Gliomas are the most common primary tumors in adult central nervous system. Malignant glioblastoma is characterized by rapid cell proliferation, high invasion and genetic alterations. Despite advances in all these treatment modalities with aggressive surgical resection combined with irradiation and chemotherapy, the median survival remains poor. During malignant transformation, several genetic alterations are involved in glioma oncogenesis, including inactivation of tumor suppressor genes such as p16, Rb, p53 and PTEN, and amplification and overexpression of the CDK4 and EGFR genes. Avoiding apoptosis is integral to tumor development and resistance to therapy.  The main goal of researchers is to elucidate links that exist between survival signaling and cell cycle regulatory pathways, and to exploit this information to develop novel therapeutic approaches to the treatment of glioblastoma. 

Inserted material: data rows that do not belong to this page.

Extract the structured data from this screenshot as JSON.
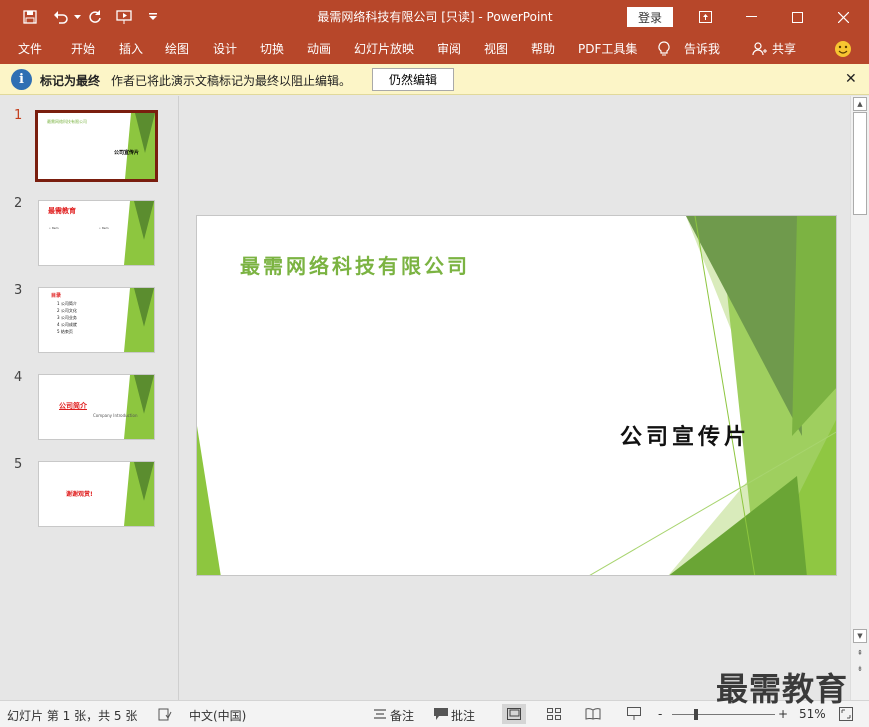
{
  "window": {
    "title": "最需网络科技有限公司 [只读]  -  PowerPoint",
    "login_label": "登录",
    "qat_icons": [
      "save-icon",
      "undo-icon",
      "redo-icon",
      "slideshow-from-start-icon",
      "customize-qat-icon"
    ],
    "window_icons": [
      "ribbon-display-options-icon",
      "minimize-icon",
      "maximize-icon",
      "close-icon"
    ]
  },
  "ribbon": {
    "tabs": [
      "文件",
      "开始",
      "插入",
      "绘图",
      "设计",
      "切换",
      "动画",
      "幻灯片放映",
      "审阅",
      "视图",
      "帮助",
      "PDF工具集"
    ],
    "tell_me": "告诉我",
    "share": "共享",
    "accent_color": "#b7472a"
  },
  "infobar": {
    "title": "标记为最终",
    "message": "作者已将此演示文稿标记为最终以阻止编辑。",
    "button": "仍然编辑"
  },
  "thumbnails": [
    {
      "number": "1",
      "texts": [
        "最需网络科技有限公司",
        "公司宣传片"
      ]
    },
    {
      "number": "2",
      "texts": [
        "最需教育",
        "• Item",
        "• Item"
      ]
    },
    {
      "number": "3",
      "texts": [
        "目录",
        "1 公司简介",
        "2 公司文化",
        "3 公司业务",
        "4 公司成就",
        "5 结束页"
      ]
    },
    {
      "number": "4",
      "texts": [
        "公司简介",
        "Company Introduction"
      ]
    },
    {
      "number": "5",
      "texts": [
        "谢谢观赏!"
      ]
    }
  ],
  "slide": {
    "company": "最需网络科技有限公司",
    "subtitle": "公司宣传片",
    "accent_green": "#7bb342"
  },
  "statusbar": {
    "slide_info": "幻灯片 第 1 张，共 5 张",
    "language": "中文(中国)",
    "notes": "备注",
    "comments": "批注",
    "zoom_minus": "-",
    "zoom_plus": "+",
    "zoom": "51%"
  },
  "watermark": "最需教育"
}
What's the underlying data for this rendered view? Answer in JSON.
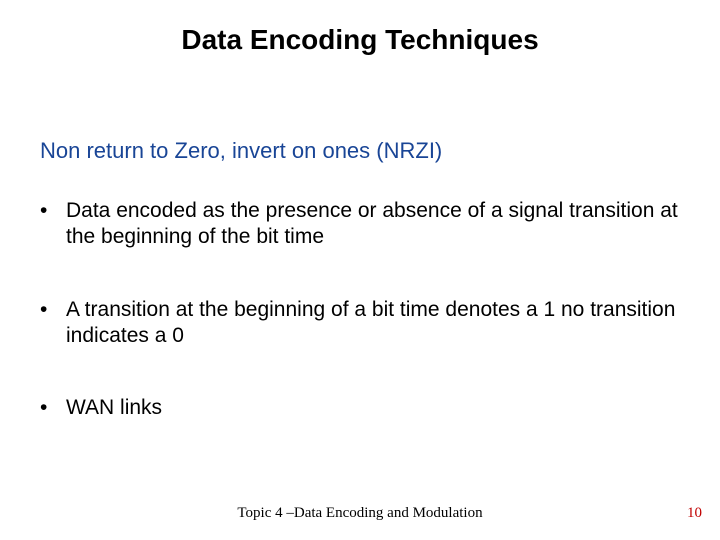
{
  "title": "Data Encoding Techniques",
  "subheading": "Non return to Zero, invert on ones (NRZI)",
  "bullets": [
    "Data encoded as the presence or absence of a signal transition at the beginning of the bit time",
    "A transition at the beginning of a bit time denotes a 1 no transition indicates a 0",
    "WAN links"
  ],
  "footer": "Topic 4 –Data Encoding and Modulation",
  "page_number": "10"
}
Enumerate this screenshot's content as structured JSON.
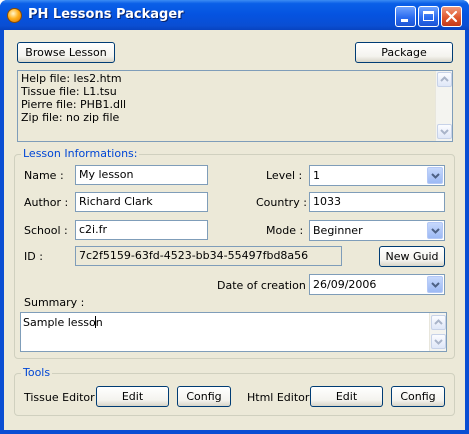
{
  "window": {
    "title": "PH Lessons Packager"
  },
  "toolbar": {
    "browse_label": "Browse Lesson",
    "package_label": "Package"
  },
  "info": {
    "lines": [
      "Help file: les2.htm",
      "Tissue file: L1.tsu",
      "Pierre file: PHB1.dll",
      "Zip file: no zip file"
    ]
  },
  "lesson": {
    "group_title": "Lesson Informations:",
    "name_label": "Name :",
    "name_value": "My lesson",
    "author_label": "Author :",
    "author_value": "Richard Clark",
    "school_label": "School :",
    "school_value": "c2i.fr",
    "id_label": "ID :",
    "id_value": "7c2f5159-63fd-4523-bb34-55497fbd8a56",
    "level_label": "Level :",
    "level_value": "1",
    "country_label": "Country :",
    "country_value": "1033",
    "mode_label": "Mode :",
    "mode_value": "Beginner",
    "new_guid_label": "New Guid",
    "date_label": "Date of creation :",
    "date_value": "26/09/2006",
    "summary_label": "Summary :",
    "summary_value": "Sample lesson"
  },
  "tools": {
    "group_title": "Tools",
    "tissue_label": "Tissue Editor",
    "html_label": "Html Editor",
    "edit_label": "Edit",
    "config_label": "Config"
  },
  "colors": {
    "titlebar": "#0a4ed3",
    "group_title": "#0046d5",
    "client_bg": "#ece9d8"
  },
  "icons": {
    "app": "orange-globe-icon",
    "minimize": "minimize-icon",
    "maximize": "maximize-icon",
    "close": "close-icon"
  }
}
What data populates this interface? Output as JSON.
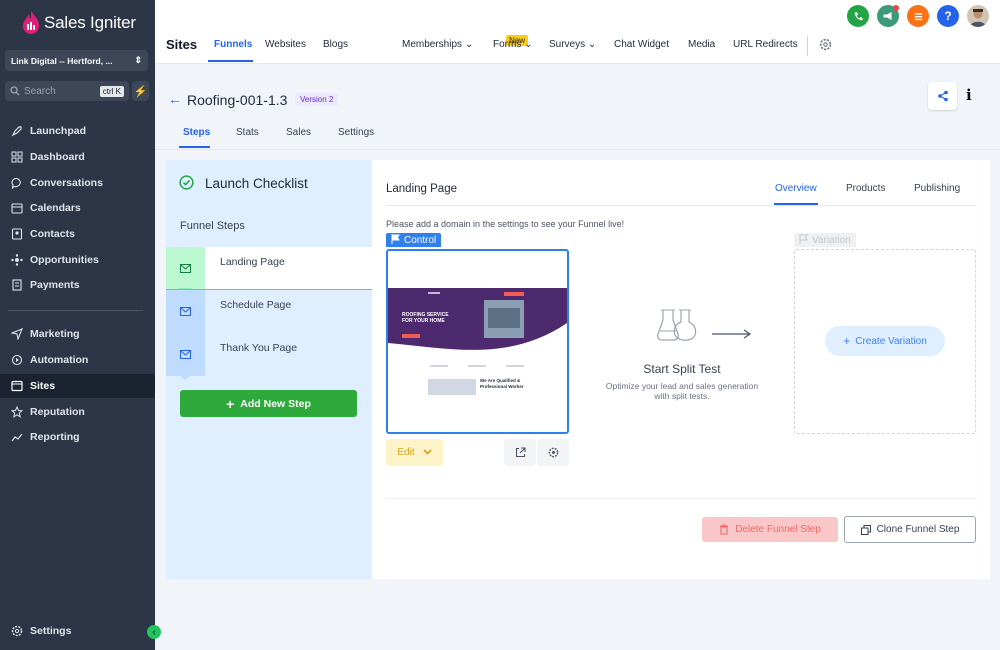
{
  "brand": {
    "name": "Sales Igniter",
    "accent": "#e11d7a"
  },
  "account": {
    "name": "Link Digital -- Hertford, ..."
  },
  "search": {
    "placeholder": "Search",
    "shortcut": "ctrl K"
  },
  "sidebar": {
    "items": [
      {
        "label": "Launchpad",
        "icon": "rocket-icon"
      },
      {
        "label": "Dashboard",
        "icon": "grid-icon"
      },
      {
        "label": "Conversations",
        "icon": "chat-icon"
      },
      {
        "label": "Calendars",
        "icon": "calendar-icon"
      },
      {
        "label": "Contacts",
        "icon": "contacts-icon"
      },
      {
        "label": "Opportunities",
        "icon": "hub-icon"
      },
      {
        "label": "Payments",
        "icon": "document-icon"
      },
      {
        "label": "Marketing",
        "icon": "send-icon"
      },
      {
        "label": "Automation",
        "icon": "automation-icon"
      },
      {
        "label": "Sites",
        "icon": "sites-icon",
        "active": true
      },
      {
        "label": "Reputation",
        "icon": "star-icon"
      },
      {
        "label": "Reporting",
        "icon": "chart-line-icon"
      }
    ],
    "settings_label": "Settings"
  },
  "topbar": {
    "module_title": "Sites",
    "nav": [
      "Funnels",
      "Websites",
      "Blogs",
      "Memberships",
      "Forms",
      "Surveys",
      "Chat Widget",
      "Media",
      "URL Redirects"
    ],
    "active_nav": "Funnels",
    "new_badge": "New"
  },
  "header": {
    "title": "Roofing-001-1.3",
    "version": "Version 2"
  },
  "subtabs": [
    "Steps",
    "Stats",
    "Sales",
    "Settings"
  ],
  "checklist": {
    "title": "Launch Checklist",
    "funnel_steps_title": "Funnel Steps",
    "steps": [
      "Landing Page",
      "Schedule Page",
      "Thank You Page"
    ],
    "add_step_label": "Add New Step"
  },
  "main": {
    "title": "Landing Page",
    "tabs": [
      "Overview",
      "Products",
      "Publishing"
    ],
    "active_tab": "Overview",
    "domain_message": "Please add a domain in the settings to see your Funnel live!",
    "control_label": "Control",
    "variation_label": "Variation",
    "edit_label": "Edit",
    "split_test_title": "Start Split Test",
    "split_test_sub": "Optimize your lead and sales generation with split tests.",
    "create_variation_label": "Create Variation",
    "delete_label": "Delete Funnel Step",
    "clone_label": "Clone Funnel Step"
  },
  "thumbnail": {
    "hero_line1": "ROOFING SERVICE",
    "hero_line2": "FOR YOUR HOME",
    "feature_line1": "We Are Qualified &",
    "feature_line2": "Professional Worker"
  },
  "colors": {
    "primary": "#2563eb",
    "green": "#2eaa3c",
    "sidebar_bg": "#2c3646",
    "danger": "#ef6a6a"
  }
}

During the cell division cycle, mitotic entry, spindle assembly, chromosome segregation and cytokinesis must all be carefully coordinated to ensure that the two daughter cells inherit all the genetic material required for further growth and development. When this process is disrupted, it can lead to cancer. Central to this coordination are several prominent protein kinases. A major area of interest to this group involves mechanistically understanding the regulatory function of Aurora kinases and cyclin dependent kinases (CDKs) in cell cycle regulation and how deregulation contributes to carcinogenesis. In another project, we explore the factors that regulate inactivation of the NF-κB pathway by proteasomal inhibitor, bortezomib in malignant human glioma cells and determining the mechanisms by which interruption of this process may lead to enhanced cell killing. Recently, it has been shown that interference of this pathway—genetically or pharmacologically—dramatically increases TRAIL and HDAC inhibitor-mediated apoptosis. In another project, the potential benefit of combining the CDK inhibitor dinaciclib with the Bcl-2/Bcl-xL antagonist ABT-737 has been demonstrated, and the advantages of simultaneously targeting both survival pathways in patients with glioma has been highlighted.